The fluorinated entities are considered a privileged structure class in the field of medicinal chemistry because of the amplified bioactivity they exhibit. In this regard, developments in C–H fluorination and trifluoromethylation have been mostly targeted. The α-fluoro olefins also show potential applications as bioisosteres of amides and are also prevalent in drug candidates, but their synthetic accessibility by a C–H activation strategy remains an elusive domain. The assistance of the directing group (DG) does enable the fluoroalkenylation but also constrains the scope in terms of expansion of chemical space for drug development programs. The nondirected strategy is a “one-shot” solution to the existing issues on the use of DGs. With this perspective, we herein report the nondirected protocol on Pd-catalyzed C–H/C–F coupling for accessing α-fluoro olefins in a regioselective fashion. The transformation is governed by the dual control of a pyridine and amino acid-based ligand, which dictate the complementary selectivity achieved. The protocol allows for the late-stage derivatization of drugs and natural products and also enables the conjugation of the drug with the natural product by means of a fluoro-olefin bridge. The incorporation of these fluorinated moieties can potentially modulate the parent bioactivity of drugs. Mechanistic investigations and DFT calculations suggest the vital role of monoprotected amino acid ligand in the C–H activation step through concerted metalation deprotonation, which is the overall turnover frequency-determining state of the catalytic cycle.
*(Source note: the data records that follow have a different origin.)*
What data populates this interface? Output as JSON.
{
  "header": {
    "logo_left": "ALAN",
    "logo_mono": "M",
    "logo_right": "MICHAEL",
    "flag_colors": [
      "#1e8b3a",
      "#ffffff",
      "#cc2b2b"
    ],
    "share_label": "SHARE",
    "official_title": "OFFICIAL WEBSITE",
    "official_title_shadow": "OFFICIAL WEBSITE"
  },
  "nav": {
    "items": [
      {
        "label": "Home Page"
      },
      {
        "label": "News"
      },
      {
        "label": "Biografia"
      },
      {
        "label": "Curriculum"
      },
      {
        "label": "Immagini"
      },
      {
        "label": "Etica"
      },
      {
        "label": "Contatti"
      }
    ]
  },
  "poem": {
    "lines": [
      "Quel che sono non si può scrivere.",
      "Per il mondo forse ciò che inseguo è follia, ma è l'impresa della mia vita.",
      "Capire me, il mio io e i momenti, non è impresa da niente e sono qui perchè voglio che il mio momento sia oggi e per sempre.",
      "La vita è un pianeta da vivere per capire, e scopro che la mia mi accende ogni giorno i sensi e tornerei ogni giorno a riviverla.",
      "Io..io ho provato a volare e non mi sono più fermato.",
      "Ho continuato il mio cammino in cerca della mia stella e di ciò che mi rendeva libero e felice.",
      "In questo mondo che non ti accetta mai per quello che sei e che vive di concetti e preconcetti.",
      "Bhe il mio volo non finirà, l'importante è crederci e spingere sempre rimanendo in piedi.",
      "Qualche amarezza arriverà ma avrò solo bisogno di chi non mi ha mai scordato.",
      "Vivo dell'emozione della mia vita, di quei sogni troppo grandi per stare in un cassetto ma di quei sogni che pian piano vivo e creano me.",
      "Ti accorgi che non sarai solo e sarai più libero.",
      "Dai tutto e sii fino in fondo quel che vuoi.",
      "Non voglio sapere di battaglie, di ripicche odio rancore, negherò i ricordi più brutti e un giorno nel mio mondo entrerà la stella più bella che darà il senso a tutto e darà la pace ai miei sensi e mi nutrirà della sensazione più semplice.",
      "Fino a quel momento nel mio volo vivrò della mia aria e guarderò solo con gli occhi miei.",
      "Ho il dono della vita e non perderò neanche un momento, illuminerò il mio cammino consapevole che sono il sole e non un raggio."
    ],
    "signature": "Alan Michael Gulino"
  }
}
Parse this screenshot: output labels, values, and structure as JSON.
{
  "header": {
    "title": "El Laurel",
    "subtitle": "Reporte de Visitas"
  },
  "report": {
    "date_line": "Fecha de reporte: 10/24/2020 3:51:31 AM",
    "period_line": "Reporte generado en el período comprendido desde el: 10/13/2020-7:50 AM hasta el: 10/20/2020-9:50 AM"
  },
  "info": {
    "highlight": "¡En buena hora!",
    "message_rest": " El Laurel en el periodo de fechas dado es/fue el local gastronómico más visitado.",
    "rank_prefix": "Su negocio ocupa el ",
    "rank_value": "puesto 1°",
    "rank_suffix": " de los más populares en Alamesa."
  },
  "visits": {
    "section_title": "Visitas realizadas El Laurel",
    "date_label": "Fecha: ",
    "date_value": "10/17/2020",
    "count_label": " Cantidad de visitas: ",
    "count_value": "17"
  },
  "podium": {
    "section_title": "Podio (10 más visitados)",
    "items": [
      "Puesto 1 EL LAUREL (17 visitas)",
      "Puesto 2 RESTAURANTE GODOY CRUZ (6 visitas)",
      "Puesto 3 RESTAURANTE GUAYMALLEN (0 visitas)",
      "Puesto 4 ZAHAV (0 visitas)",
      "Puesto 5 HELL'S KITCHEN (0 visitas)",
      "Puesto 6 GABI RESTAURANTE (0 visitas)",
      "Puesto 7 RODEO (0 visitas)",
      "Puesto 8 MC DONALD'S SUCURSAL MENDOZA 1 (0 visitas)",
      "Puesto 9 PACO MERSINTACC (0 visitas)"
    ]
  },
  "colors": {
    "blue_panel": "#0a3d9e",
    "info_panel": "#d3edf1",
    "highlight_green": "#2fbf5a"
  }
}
在药物化学领域，氟化物实体因其所展现的增强生物活性而被视为一种特权结构类别。在此方面，C-H氟化和三氟甲基化的进展主要集中于此。α-氟烯烃也显示出作为酰胺的生物等位体的潜在应用，且在药物候选物中亦普遍存在，但通过C-H活化策略的合成可及性仍是一个难以触及的领域。导向基团（DG）的辅助虽能实现氟烯烃化，但也限制了在药物开发项目中化学空间扩展的范畴。非导向策略是对现有导向基团使用问题的一种“一劳永逸”的解决方案。在此视角下，本文报道了一种非导向Pd催化的C-H/C-F偶联的非定向方案，以区域选择性地获取α-氟烯烃。该转化受基于吡啶和氨基酸的配体的双重控制，这些配体决定了所获得的互补选择性。该方案允许药物和天然产物的后期衍生化，并可通过氟烯烃桥将药物与天然产物进行偶联。这些氟化基团的引入有可能调节药物母体的生物活性。机理研究和DFT计算表明，单保护氨基酸配体在C-H活化步骤中的重要作用，通过协同金属化去质子化，这是催化循环整体周转频率决定的状态。